“…那,唉!我本来想,等我们再。再熟悉一点的时候才告诉你的事情,也是我为什么不愿意脱裤子的原因之一;……尤其,某些原因更与一年多来发生的几桩事有关,不仅仅一下子根本解释不清,而且还牵连。牵连了我家里头的人;……

        “…所以,……唉~,天哪!我简直没办法讲下去了!”

        杨小青两手幪住脸,低头、仰头,大大叹气,由心中无比紊乱的情绪显示她今天不愿让我脱她的裤子,必定还有极其复杂、深沈的原因和理由。

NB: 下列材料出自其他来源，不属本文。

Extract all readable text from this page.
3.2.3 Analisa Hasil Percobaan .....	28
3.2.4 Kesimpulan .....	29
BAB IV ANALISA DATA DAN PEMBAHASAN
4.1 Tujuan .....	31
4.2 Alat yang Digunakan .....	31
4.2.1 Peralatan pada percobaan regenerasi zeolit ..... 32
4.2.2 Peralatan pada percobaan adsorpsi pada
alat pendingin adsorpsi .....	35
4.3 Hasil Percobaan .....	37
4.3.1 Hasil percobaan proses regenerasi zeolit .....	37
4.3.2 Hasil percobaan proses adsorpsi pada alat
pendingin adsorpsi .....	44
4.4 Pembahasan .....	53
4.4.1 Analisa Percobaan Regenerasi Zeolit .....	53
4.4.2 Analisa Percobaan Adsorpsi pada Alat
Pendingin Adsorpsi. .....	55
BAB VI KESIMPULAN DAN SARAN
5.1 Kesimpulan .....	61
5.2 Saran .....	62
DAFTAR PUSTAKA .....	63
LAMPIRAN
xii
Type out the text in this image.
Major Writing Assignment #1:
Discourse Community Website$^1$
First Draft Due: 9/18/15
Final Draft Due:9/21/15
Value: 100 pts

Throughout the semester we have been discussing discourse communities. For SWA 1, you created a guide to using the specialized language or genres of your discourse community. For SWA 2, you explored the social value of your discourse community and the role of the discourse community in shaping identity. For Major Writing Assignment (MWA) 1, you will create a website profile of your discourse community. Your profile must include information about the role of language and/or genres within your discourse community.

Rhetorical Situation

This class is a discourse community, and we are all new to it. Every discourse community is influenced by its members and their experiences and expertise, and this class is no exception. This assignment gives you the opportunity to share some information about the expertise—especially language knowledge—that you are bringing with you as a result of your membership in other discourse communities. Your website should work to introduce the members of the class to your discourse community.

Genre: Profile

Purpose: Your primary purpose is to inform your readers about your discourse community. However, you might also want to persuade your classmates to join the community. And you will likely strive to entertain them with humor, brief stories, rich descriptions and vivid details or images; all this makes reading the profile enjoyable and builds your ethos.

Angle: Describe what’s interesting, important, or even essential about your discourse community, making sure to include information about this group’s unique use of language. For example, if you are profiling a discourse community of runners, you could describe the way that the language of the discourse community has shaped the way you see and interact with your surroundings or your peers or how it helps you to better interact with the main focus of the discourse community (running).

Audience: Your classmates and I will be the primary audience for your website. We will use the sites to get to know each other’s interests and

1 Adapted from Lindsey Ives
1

        在不明了这些缘由之前,我所能做的事,只有克制自己的冲动,将一年半来内心所压抑对她的思念和各式各样的想象,搁到一旁、不去管它;只以两手扶住杨小青柳腰上的银灰皮带,使她骑坐得安稳、舒服些。

        于是,便对她更缓和了声调、劝解般说:“没关系,张太太讲不下去,就别讲!……反正,以后有得是时间。”

        杨小青拭抹眼角、一只手背仍贴捂在口上、轻轻“嗯!”出声、点了一下头;然后,稍显笨拙地从跨骑在我腿上的姿势站立起身、由腰际抹下翻卷成一团的窄裙;低垂着头、让散乱黑发半掩羞赧通红的满脸,咬住薄唇、不敢瞧我一眼,只站在那儿失措般地想并拢双腿、却不知为何并不拢似的,为了替换身躯重心而两脚不安地左挪、右移,引动腰肢与丰臀彷若和风中的垂柳、微微摇曳。

        ……

        最后,极难为情地轻声诺道:“噢!我。得去一下……”

        “洗手间吗?。张太太请!”我用不着地、手示以方向。

        她才弯身、由沙发拾起皮包,无言、快步走进厕所。

        我在桌旁,耐住性子等候杨小青如厕。